Anísio Cruz – 21 de março

Hoje quero pedir licença aos amigos, para prestar uma homenagem àquela que me trouxe ao mundo, num dia qualquer, de um janeiro lá do passado. Era conhecida por Leda, embora o seu nome fosse Edialeda, um anagrama do nome da sua avó paterna, Adelaide (minha bisavó, portanto), e veio ao mundo há 102 anos, no dia 21 de março de 1916. Meu avô, o velho Anysio Pereira, Escrivão de Aritaguá, gostava disso, e vários dos seus filhos tiveram os seus nomes de registro, aludindo a outro, ou a algum antepassado.

Viveu a sua infância, e juventude, no arrebalde do Iguape, onde também nasceram 10, dos seus irmãos, e apenas uma das minhas tias, Dejanira, a mais velha, nasceu em Salvador.  11 deles, homens. Ela e a sua irmã Belanísia (Bela), ajudavam à minha avó Leó na criação deles, na velha Fazenda Sto. Antônio, onde DEPOIS me deu a luz. Época de grandes labutas, e pouco tempo para lazer. Tempo do fifó, da lamparina, do fogão a lenha, dos banhos no ribeirão do Iguape, de onde voltavam com as latas d’água para abastecer as antigas talhas, e filtro de barro.
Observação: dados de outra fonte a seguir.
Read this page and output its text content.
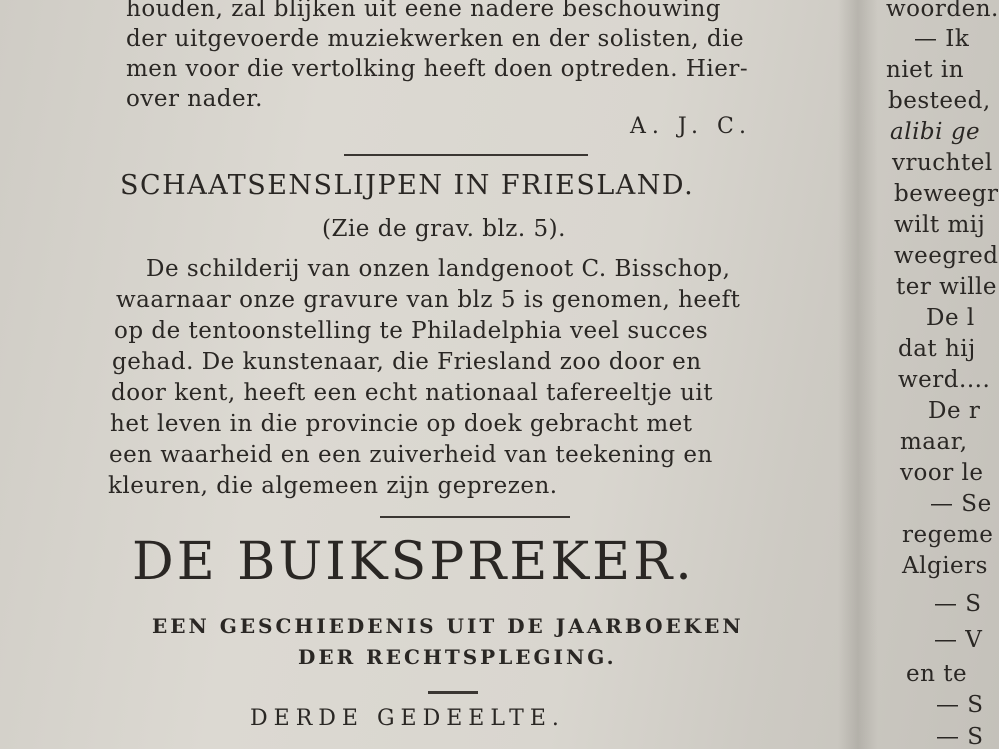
houden, zal blijken uit eene nadere beschouwing
der uitgevoerde muziekwerken en der solisten, die
men voor die vertolking heeft doen optreden. Hier-
over nader.
A. J. C.
SCHAATSENSLIJPEN IN FRIESLAND.
(Zie de grav. blz. 5).
De schilderij van onzen landgenoot C. Bisschop,
waarnaar onze gravure van blz 5 is genomen, heeft
op de tentoonstelling te Philadelphia veel succes
gehad. De kunstenaar, die Friesland zoo door en
door kent, heeft een echt nationaal tafereeltje uit
het leven in die provincie op doek gebracht met
een waarheid en een zuiverheid van teekening en
kleuren, die algemeen zijn geprezen.
DE BUIKSPREKER.
EEN GESCHIEDENIS UIT DE JAARBOEKEN
DER RECHTSPLEGING.
DERDE GEDEELTE.
woorden.
— Ik
niet in
besteed,
alibi ge
vruchtel
beweegr
wilt mij
weegred
ter wille
De l
dat hij
werd....
De r
maar,
voor le
— Se
regeme
Algiers
— S
— V
en te
— S
— S
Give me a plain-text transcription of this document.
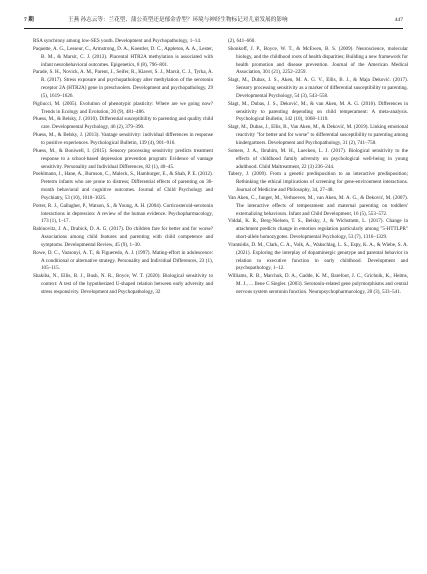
7 期	王燕 孙志云等：兰花型、蒲公英型还是郁金香型？环境与神经生物标记对儿童发展的影响	447

RSA synchrony among low-SES youth. Development and Psychopathology, 1–14.

Paquette, A. G., Lesseur, C., Armstrong, D. A., Koestler, D. C., Appleton, A. A., Lester, B. M., & Marsit, C. J. (2013). Placental HTR2A methylation is associated with infant neurobehavioral outcomes. Epigenetics, 8 (8), 796–801.

Parade, S. H., Novick, A. M., Parent, J., Seifer, R., Klaver, S. J., Marsit, C. J., Tyrka, A. R. (2017). Stress exposure and psychopathology alter methylation of the serotonin receptor 2A (HTR2A) gene in preschoolers. Development and psychopathology, 29 (5), 1619–1626.

Pigliucci, M. (2005). Evolution of phenotypic plasticity: Where are we going now? Trends in Ecology and Evolution, 20 (9), 481–486.

Pluess, M., & Belsky, J. (2010). Differential susceptibility to parenting and quality child care. Developmental Psychology, 46 (2), 379–390.

Pluess, M., & Belsky, J. (2013). Vantage sensitivity: individual differences in response to positive experiences. Psychological Bulletin, 139 (4), 901–916.

Pluess, M., & Boniwell, I. (2015). Sensory processing sensitivity predicts treatment response to a school-based depression prevention program: Evidence of vantage sensitivity. Personality and Individual Differences, 82 (1), 40–45.

Poehlmann, J., Hane, A., Burnson, C., Maleck, S., Hamburger, E., & Shah, P. E. (2012). Preterm infants who are prone to distress; Differential effects of parenting on 36-month behavioral and cognitive outcomes. Journal of Child Psychology and Psychiatry, 53 (10), 1018–1025.

Porter, R. J., Gallagher, P., Watson, S., & Young, A. H. (2004). Corticosteroid-serotonin interactions in depression: A review of the human evidence. Psychopharmacology, 173 (1), 1–17.

Rabinovitz, J. A., Drabick, D. A. G. (2017). Do children fare for better and for worse? Associations among child features and parenting with child competence and symptoms. Developmental Review, 45 (9), 1–30.

Rowe, D. C., Vazsonyi, A. T., & Figueredo, A. J. (1997). Mating-effort in adolescence: A conditional or alternative strategy. Personality and Individual Differences, 23 (1), 105–115.

Shakiba, N., Ellis, B. J., Bush, N. R., Boyce, W. T. (2020). Biological sensitivity to context: A test of the hypothesized U-shaped relation between early adversity and stress responsivity. Development and Psychopathology, 32

(2), 641–660.

Shonkoff, J. P., Boyce, W. T., & McEwen, B. S. (2009). Neuroscience, molecular biology, and the childhood roots of health disparities; Building a new framework for health promotion and disease prevention. Journal of the American Medical Association, 301 (21), 2252–2259.

Slagt, M., Dubas, J. S., Aken, M. A. G. V., Ellis, B. J., & Maja Deković. (2017). Sensory processing sensitivity as a marker of differential susceptibility to parenting. Developmental Psychology, 54 (3), 543–558.

Slagt, M., Dubas, J. S., Deković, M., & van Aken, M. A. G. (2016). Differences in sensitivity to parenting depending on child temperament: A meta-analysis. Psychological Bulletin, 142 (10), 1068–1110.

Slagt, M., Dubas, J., Ellis, B., Van Aken, M., & Deković, M. (2019). Linking emotional reactivity "for better and for worse" to differential susceptibility to parenting among kindergartners. Development and Psychopathology, 31 (2), 741–758.

Somers, J. A., Ibrahim, M. H., Luecken, L. J. (2017). Biological sensitivity to the effects of childhood family adversity on psychological well-being in young adulthood. Child Maltreatment, 22 (3) 236–244.

Tabery, J. (2009). From a genetic predisposition to an interactive predisposition; Rethinking the ethical implications of screening for gene-environment interactions. Journal of Medicine and Philosophy, 34, 27–48.

Van Aken, C., Junger, M., Verhoeven, M., van Aken, M. A. G., & Deković, M. (2007). The interactive effects of temperament and maternal parenting on toddlers' externalizing behaviours. Infant and Child Development, 16 (5), 553–572.

Viddal, K. R., Berg-Nielsen, T. S., Belsky, J., & Wichstrøm, L. (2017). Change in attachment predicts change in emotion regulation particularly among "5-HTTLPR" short-allele homozygotes. Developmental Psychology, 53 (7), 1316–1329.

Vrantsidis, D. M., Clark, C. A., Volk, A., Wakschlag, L. S., Espy, K. A., & Wiebe, S. A. (2021). Exploring the interplay of dopaminergic genotype and parental behavior in relation to executive function in early childhood. Development and psychopathology, 1–12.

Williams, R. B., Marchuk, D. A., Gadde, K. M., Barefoot, J. C., Grichnik, K., Helms, M. J., ... Ilene C Siegler. (2003). Serotonin-related gene polymorphisms and central nervous system serotonin function. Neuropsychopharmacology, 28 (3), 533–541.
Um dia conheceu o meu pai, numa festa na casa de D. Amélia Sá (casa “mal assobrada” das lendas ilheenses), para onde fora em grupo, a pé, como era costume, acompanhado de alguns irmãos, já rapazes. Naquela época viajaram quase duas léguas, cortando caminho pelas matas do Bco. da Vitória, após atravessarem o ribeirão do Iguape, que hoje chamam de Itacanoeira. Depois disso, meu pai foi visitá-la muitas vezes, fazendo o percurso inverso, desde a Faz. Jcarecica (do outro lado do rio Cachoeira), até que resolveram casar, formar a família, e gerar a mim, e às minhas irmãs, Neyde, Maria Angélica e Maria das Graças.

Dona Leda sempre foi muito querida por quantos a conheceram. Seus irmãos a adoravam, e sempre estavam por perto, principalmente após a nossa mudança para a cidade, nos idos de 1954. Na antiga Conselheiro Saraiva (hoje Antônio Lavigne de Lemos), ali onde hoje existe a Galeria Bandeirante, moramos por 26 anos. A casa fervilhava com amigas das minhas irmãs, numa convivência harmônica, da qual nos ressentimos nos dias atuais, quando a individualidade prevalece. Fervorosa, fazia suas longas preces à frente do seu nicho, onde ficavam diversas imagens de santos, e seus livrinhos de orações. Guardo até hoje a sua imagem, contrita, orando antes de ir dormir, para acordar às 4:30 da manhã seguinte, e retomar a sua labuta diária para nos alimentar, e educar. Quantas vezes acordei à noite, e lá estava ela, com uma vela à mão, matando muriçocas que abundavam na velha Ilhéus. Cozinheira de “mão cheia”, deixava loucos os seus vizinhos, com o aroma das comidas que preparava com esmero, e sempre arranjava jeito de fazer um regalo a um, ou a outro mais próximo.

Um dia adoeceu. Foi para Salvador, em busca de um possível tratamento. Um ano entre as incertezas de que fomos tomados, até o seu retorno cheia de esperanças. Porém, a doença foi minando a sua resistência, e fragilizada, veio a óbito em agosto de 1983. 35 anos de saudades, que afloram hoje, data do seu aniversário, e com certeza permanecerão na minha memória, por todo o meu existir. Luz, paz, e o meu amor, D. Leda, esteja aonde estiver. Beijo.